Humor (or Humour, for my far-away friends) has always been my shield of choice. I use humor to hold the demons at bay. To tell the truth, I think we all do. It makes things more bearable, don’t you think? Laughter and crying are so closely related, as both elicit from very strong emotions. How many times have you found yourself laughing, then realized you were crying, or crying until you were laughing? (Or maybe that’s just me…)
Humor is a thick layer of protection surrounding my heart. I wonder how many layers I built, and if I will ever make it through these layers. Because while they did their job and protected my heart from breaking into a million tiny pieces, these layers also prevent me from fully living and experiencing life.
What the hell am I so afraid of? What happened to make me so ashamed of who I am? Why am I so scared of finding out?
I may never know the answers.
The Unvarnished Truth of Me November 24, 2012
Hi again. It’s me, Rainey. I have missed your daily support and encouragement as I traverse through life, but I felt the need to pull back for a while. I could lie, and tell you I just got really busy, and things were going great, but that would wrong. You deserve better from me; you at least deserve the truth.
I stopped blogging for the same reason that I have, all of my life, suddenly stopped calling close friends. It’s the same reason I broke up with one or two of my old boyfriends. It’s also the same reason that, when I got married, I moved to a new town and recreated a brand new life, leaving behind everyone and everything I used to know and love. So here it is, the unvarnished truth of me:
You got too close. And you cared about me.
It’s what I do, you see. I run when anyone gets close enough to see the cracks in the veneer or to care about me at all. I will give you a piece of me, a glimpse inside, and then I pull back and run for the hills. I don’t mean to hurt people, but I do. I don’t know why I do this, and I don’t know how to make myself stop.

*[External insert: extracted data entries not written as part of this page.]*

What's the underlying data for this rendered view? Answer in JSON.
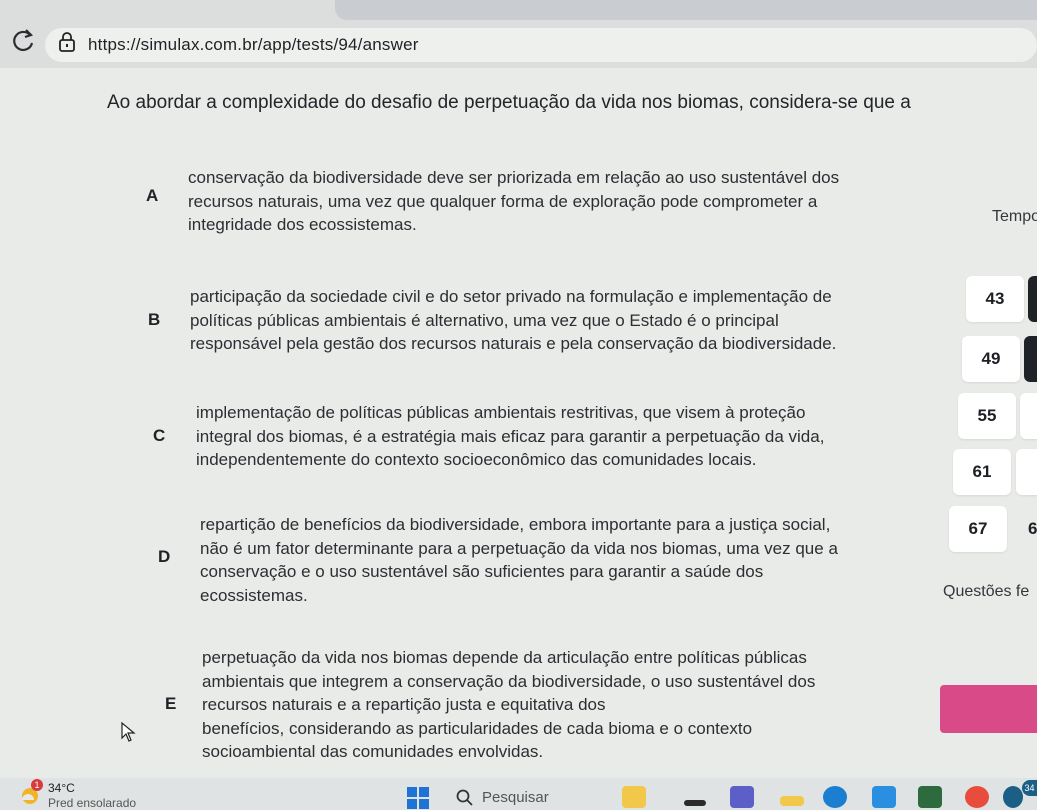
{
  "browser": {
    "url": "https://simulax.com.br/app/tests/94/answer"
  },
  "question": {
    "text": "Ao abordar a complexidade do desafio de perpetuação da vida nos biomas, considera-se que a"
  },
  "options": [
    {
      "letter": "A",
      "lines": [
        "conservação da biodiversidade deve ser priorizada em relação ao uso sustentável dos",
        "recursos naturais, uma vez que qualquer forma de exploração pode comprometer a",
        "integridade dos ecossistemas."
      ]
    },
    {
      "letter": "B",
      "lines": [
        "participação da sociedade civil e do setor privado na formulação e implementação de",
        "políticas públicas ambientais é alternativo, uma vez que o Estado é o principal",
        "responsável pela gestão dos recursos naturais e pela conservação da biodiversidade."
      ]
    },
    {
      "letter": "C",
      "lines": [
        "implementação de políticas públicas ambientais restritivas, que visem à proteção",
        "integral dos biomas, é a estratégia mais eficaz para garantir a perpetuação da vida,",
        "independentemente do contexto socioeconômico das comunidades locais."
      ]
    },
    {
      "letter": "D",
      "lines": [
        "repartição de benefícios da biodiversidade, embora importante para a justiça social,",
        "não é um fator determinante para a perpetuação da vida nos biomas, uma vez que a",
        "conservação e o uso sustentável são suficientes para garantir a saúde dos",
        "ecossistemas."
      ]
    },
    {
      "letter": "E",
      "lines": [
        "perpetuação da vida nos biomas depende da articulação entre políticas públicas",
        "ambientais que integrem a conservação da biodiversidade, o uso sustentável dos",
        "recursos naturais e a repartição justa e equitativa dos",
        "benefícios, considerando as particularidades de cada bioma e o contexto",
        "socioambiental das comunidades envolvidas."
      ]
    }
  ],
  "sidebar": {
    "tempo_label": "Tempo",
    "question_numbers": [
      "43",
      "49",
      "55",
      "61",
      "67"
    ],
    "questoes_label": "Questões fe"
  },
  "taskbar": {
    "weather_badge": "1",
    "temperature": "34°C",
    "weather_desc": "Pred ensolarado",
    "search_label": "Pesquisar",
    "badge": "34"
  },
  "colors": {
    "accent_pink": "#d94b88",
    "page_bg": "#e9ebe8"
  }
}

I bared more in this blog than I have ever told anyone in my entire life. Actually, I am super surprised that I let so much of my soul peek out before I ran. I guess the blog masked me enough that I felt some safety in allowing my true self to show. But I have only shown you glimpses. There is so much more, so much bad and good, ugly and light, humor and horror. So much more is hidden so deep inside I don’t even know what is in there anymore.
So. That is the true reason I have been gone for so long. I’m not sure yet if I have the courage to return, but I hope I do. I have missed you all dearly. And that is also the unvarnished truth.